Dès le 3 juin 1832, le comte de Montalivet, ministre de l'intérieur, avait donné l'ordre à un commissaire de police de Paris, nommé Louis Joly, de se rendre à Nantes, accompagné d'agents de la sûreté, et l'avait investi de pouvoirs illimités pour arriver à découvrir la Duchesse de Berry et procéder à son arrestation.

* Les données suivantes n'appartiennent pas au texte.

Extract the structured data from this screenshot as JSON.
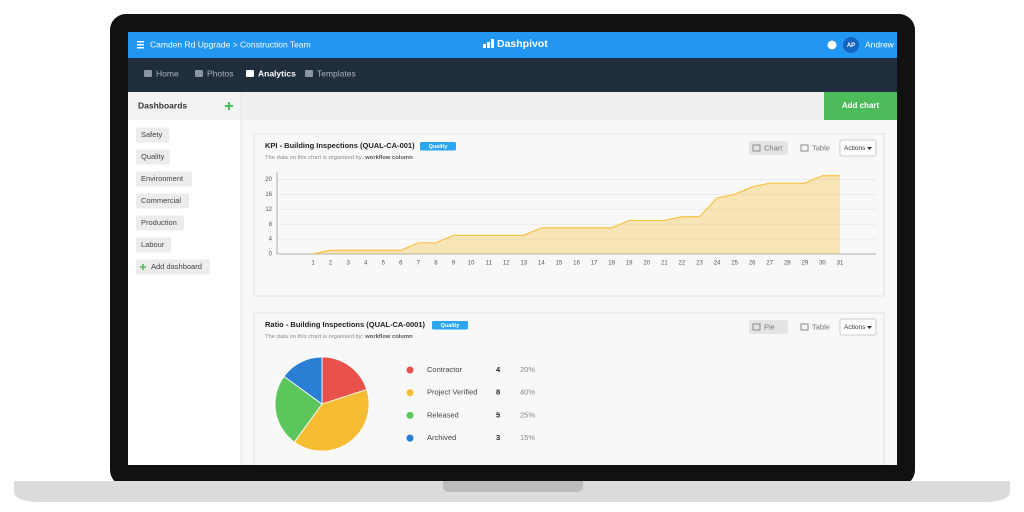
{
  "header": {
    "breadcrumb": "Camden Rd Upgrade > Construction Team",
    "brand": "Dashpivot",
    "avatar": "AP",
    "user": "Andrew"
  },
  "nav": [
    "Home",
    "Photos",
    "Analytics",
    "Templates"
  ],
  "sidebar": {
    "title": "Dashboards",
    "items": [
      "Safety",
      "Quality",
      "Environment",
      "Commercial",
      "Production",
      "Labour"
    ],
    "add": "Add dashboard"
  },
  "toolbar": {
    "add_chart": "Add chart"
  },
  "chart_data": [
    {
      "type": "area",
      "title": "KPI - Building Inspections (QUAL-CA-001)",
      "badge": "Quality",
      "note": "The data on this chart is organised by:",
      "note_field": "workflow column",
      "views": [
        "Chart",
        "Table"
      ],
      "actions": "Actions",
      "categories": [
        "1",
        "2",
        "3",
        "4",
        "5",
        "6",
        "7",
        "8",
        "9",
        "10",
        "11",
        "12",
        "13",
        "14",
        "15",
        "16",
        "17",
        "18",
        "19",
        "20",
        "21",
        "22",
        "23",
        "24",
        "25",
        "26",
        "27",
        "28",
        "29",
        "30",
        "31"
      ],
      "values": [
        0,
        1,
        1,
        1,
        1,
        1,
        3,
        3,
        5,
        5,
        5,
        5,
        5,
        7,
        7,
        7,
        7,
        7,
        9,
        9,
        9,
        10,
        10,
        15,
        16,
        18,
        19,
        19,
        19,
        21,
        21
      ],
      "color": "#f6c343",
      "ylim": [
        0,
        22
      ],
      "yticks": [
        0,
        4,
        8,
        12,
        16,
        20
      ],
      "grid": true
    },
    {
      "type": "pie",
      "title": "Ratio - Building Inspections (QUAL-CA-0001)",
      "badge": "Quality",
      "note": "The data on this chart is organised by:",
      "note_field": "workflow column",
      "views": [
        "Pie",
        "Table"
      ],
      "actions": "Actions",
      "categories": [
        "Contractor",
        "Project Verified",
        "Released",
        "Archived"
      ],
      "values": [
        4,
        8,
        5,
        3
      ],
      "percent_labels": [
        "20%",
        "40%",
        "25%",
        "15%"
      ],
      "colors": [
        "#e8524a",
        "#f6bd33",
        "#5cc65c",
        "#2a7fd4"
      ]
    }
  ]
}
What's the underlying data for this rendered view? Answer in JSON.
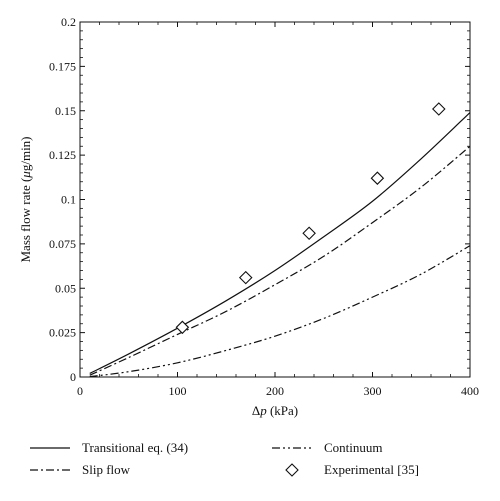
{
  "chart_data": {
    "type": "line",
    "title": "",
    "xlabel_prefix": "Δ",
    "xlabel_symbol": "p",
    "xlabel_unit": " (kPa)",
    "ylabel_prefix": "Mass flow rate (",
    "ylabel_symbol": "μ",
    "ylabel_suffix": "g/min)",
    "xlim": [
      0,
      400
    ],
    "ylim": [
      0,
      0.2
    ],
    "xticks": [
      0,
      100,
      200,
      300,
      400
    ],
    "xtick_labels": [
      "0",
      "100",
      "200",
      "300",
      "400"
    ],
    "yticks": [
      0,
      0.025,
      0.05,
      0.075,
      0.1,
      0.125,
      0.15,
      0.175,
      0.2
    ],
    "ytick_labels": [
      "0",
      "0.025",
      "0.05",
      "0.075",
      "0.1",
      "0.125",
      "0.15",
      "0.175",
      "0.2"
    ],
    "grid": false,
    "legend_position": "bottom",
    "series": [
      {
        "name": "Transitional eq. (34)",
        "style": "solid",
        "color": "#111111",
        "x": [
          10,
          50,
          100,
          150,
          200,
          250,
          300,
          350,
          400
        ],
        "y": [
          0.002,
          0.013,
          0.0275,
          0.043,
          0.06,
          0.079,
          0.099,
          0.123,
          0.149
        ]
      },
      {
        "name": "Slip flow",
        "style": "dashdot",
        "color": "#111111",
        "x": [
          10,
          50,
          100,
          150,
          200,
          250,
          300,
          350,
          400
        ],
        "y": [
          0.001,
          0.011,
          0.024,
          0.037,
          0.052,
          0.068,
          0.087,
          0.107,
          0.13
        ]
      },
      {
        "name": "Continuum",
        "style": "dashdotdot",
        "color": "#111111",
        "x": [
          10,
          50,
          100,
          150,
          200,
          250,
          300,
          350,
          400
        ],
        "y": [
          0.0002,
          0.003,
          0.008,
          0.015,
          0.023,
          0.033,
          0.045,
          0.058,
          0.074
        ]
      },
      {
        "name": "Experimental [35]",
        "style": "marker",
        "marker": "diamond",
        "color": "#111111",
        "x": [
          105,
          170,
          235,
          305,
          368
        ],
        "y": [
          0.028,
          0.056,
          0.081,
          0.112,
          0.151
        ]
      }
    ],
    "legend_layout": [
      [
        0,
        2
      ],
      [
        1,
        3
      ]
    ]
  }
}
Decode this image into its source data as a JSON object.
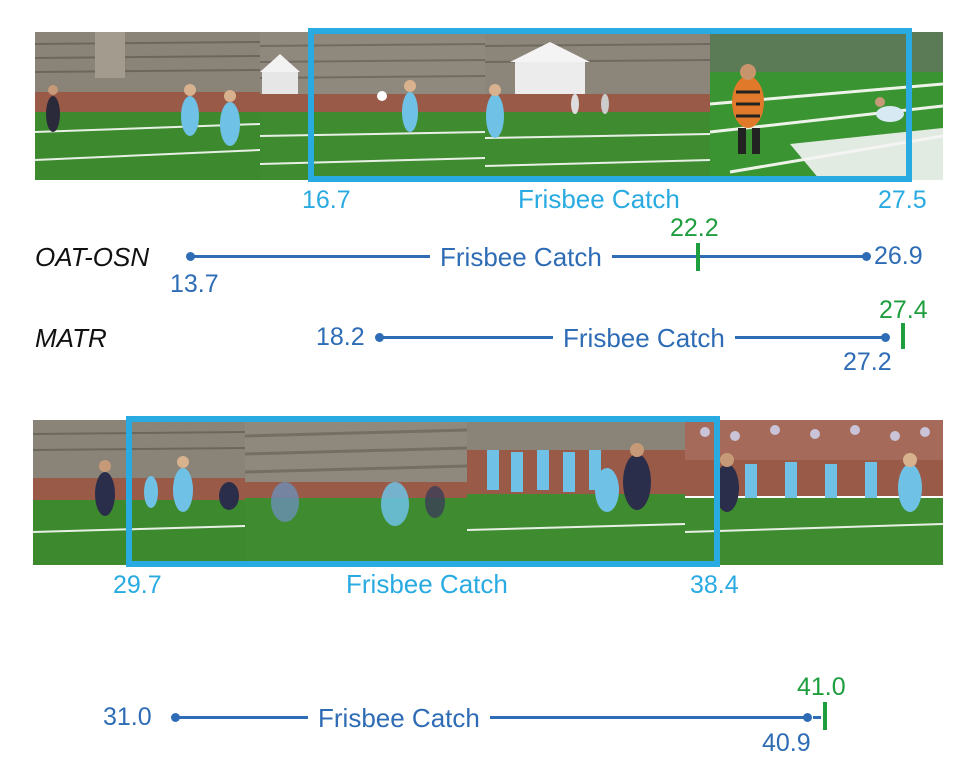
{
  "figure": {
    "top_clip": {
      "gt_start": "16.7",
      "gt_end": "27.5",
      "gt_label": "Frisbee Catch",
      "predictions": [
        {
          "method": "OAT-OSN",
          "start": "13.7",
          "end": "26.9",
          "label": "Frisbee Catch",
          "online_point": "22.2"
        },
        {
          "method": "MATR",
          "start": "18.2",
          "end": "27.2",
          "label": "Frisbee Catch",
          "online_point": "27.4"
        }
      ]
    },
    "bottom_clip": {
      "gt_start": "29.7",
      "gt_end": "38.4",
      "gt_label": "Frisbee Catch",
      "prediction": {
        "start": "31.0",
        "end": "40.9",
        "label": "Frisbee Catch",
        "online_point": "41.0"
      }
    }
  },
  "colors": {
    "gt_box": "#29abe2",
    "prediction_line": "#2e6cb5",
    "online_tick": "#1e9e3e",
    "field_green": "#3d8a2e",
    "stands_gray": "#8a8378",
    "track_brick": "#9a5a48",
    "jersey_blue": "#6fc2e6"
  }
}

Joly est le commissaire de police qui arrêta Louvel après l'assassinat du duc de Berry ; il a été, plus tard, chef de la police municipale de Paris, en 1842, alors que Gabriel Delessert était préfet de police. O h a retrouvé dans ses papiers plusieurs rapports à l'administration supérieure au sujet de l'importante mission qui lui avait été confiée par M. de Montalivet et ensuite par M.Thiers.

C'est d'après ces documents inédits que nous allons retracer les péripéties de l'arrestation de la Duchesse et de son emprisonnement au château de Blaye. Ce travail présentera, pensons-nous, un véritable intérêt, à cause des détails qu'il donne sur un événement historique important et qui n'a pas encore été présenté sous son jour véritable.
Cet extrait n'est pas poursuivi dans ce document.